Close to two-thirds of Florida’s population is comprised of transplants who arrive in the state with their former allegiances in tow. It’s also a notoriously cheap place to fly to and home to a number of historically mediocre sports teams who sell tickets at a fraction of the price you’d typically shell out to watch in cities that are home to contenders. As a result, it’s not rare for the likes of the Marlins and the Dolphins to find themselves playing de facto away games surrounded by fans clad in their opponent’s colors.
In 2015, the Tampa Bay Lightning decided to institute a new measure to cut down on these invasions by instituting a new policy in certain parts of the arena where spectators are banned from rocking any apparel showing support for another team during the Stanley Cup Playoffs. The three sections represent around 2% of the total number of seats in Amalie Arena and all reserved for season ticket holders who mostly voiced their support for the policy.
On Thursday, the rule became a topic of contention when arena officials approached a man and his 11-year-old son watching from one of those sections while clad in Florida Panthers jerseys. The guy—who says he talked to a ticket rep before the game to confirm it wouldn’t be an issue—pulled out his phone to record the exchange, which featured one Tampa Bay rep threatening to get the police involved if they didn’t comply.
I could’ve done without the father’s Karenesque question about Tampa Bay’s policy concerning shirts emblazoned with a swastika or a picture of Hitler, but assuming he got the O.K. as he claims, I don’t see how you could side with the Lightning here.

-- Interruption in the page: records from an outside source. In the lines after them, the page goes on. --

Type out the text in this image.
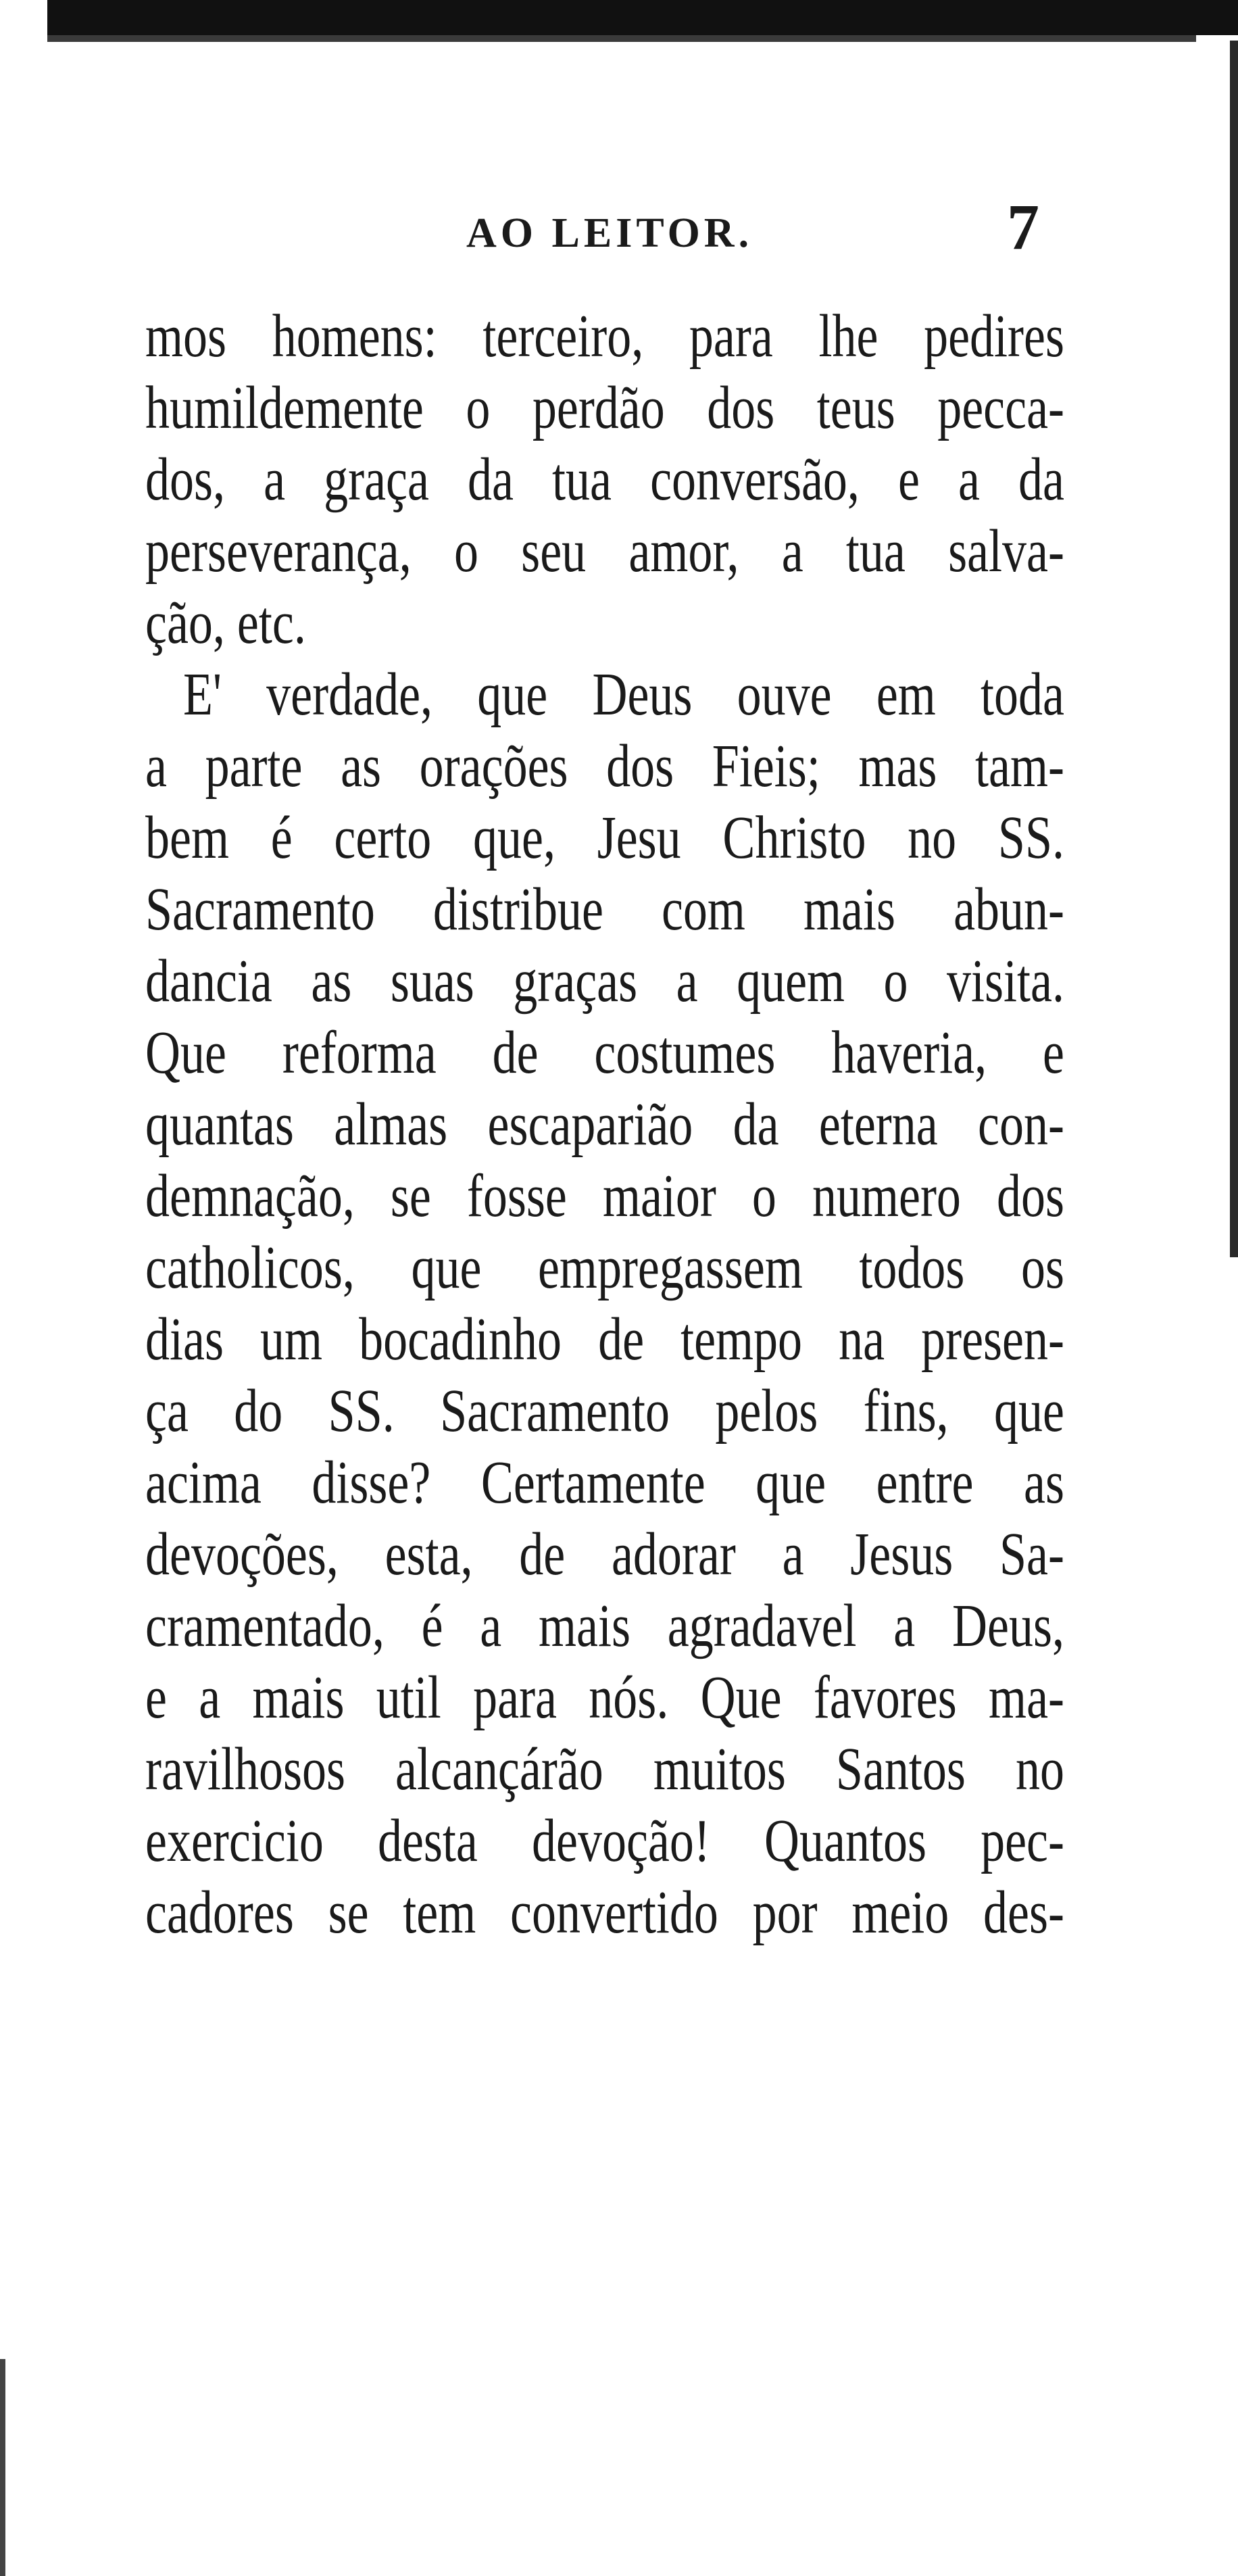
AO LEITOR.	7
mos homens: terceiro, para lhe pedires
humildemente o perdão dos teus pecca-
dos, a graça da tua conversão, e a da
perseverança, o seu amor, a tua salva-
ção, etc.
E' verdade, que Deus ouve em toda
a parte as orações dos Fieis; mas tam-
bem é certo que, Jesu Christo no SS.
Sacramento distribue com mais abun-
dancia as suas graças a quem o visita.
Que reforma de costumes haveria, e
quantas almas escaparião da eterna con-
demnação, se fosse maior o numero dos
catholicos, que empregassem todos os
dias um bocadinho de tempo na presen-
ça do SS. Sacramento pelos fins, que
acima disse? Certamente que entre as
devoções, esta, de adorar a Jesus Sa-
cramentado, é a mais agradavel a Deus,
e a mais util para nós. Que favores ma-
ravilhosos alcançárão muitos Santos no
exercicio desta devoção! Quantos pec-
cadores se tem convertido por meio des-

Thankfully, things (sort of) worked out in the end, as a Reddit user who was at the game said the kid was allowed to keep his jersey on after his dad agreed to cede his.
I’ve reached out to Tampa Bay for comment and will update this post if the team responds.
The Tampa Bay Lightning will no longer enforce a policy that restricts fans from wearing gear supporting other NHL clubs in their premium seating areas, the team tells ESPN. This decision comes after a viral video featuring Panthers fans confronted by arena staff. More to come.
— Greg Wyshynski (@wyshynski) May 28, 2021
It would appear reason has prevailed.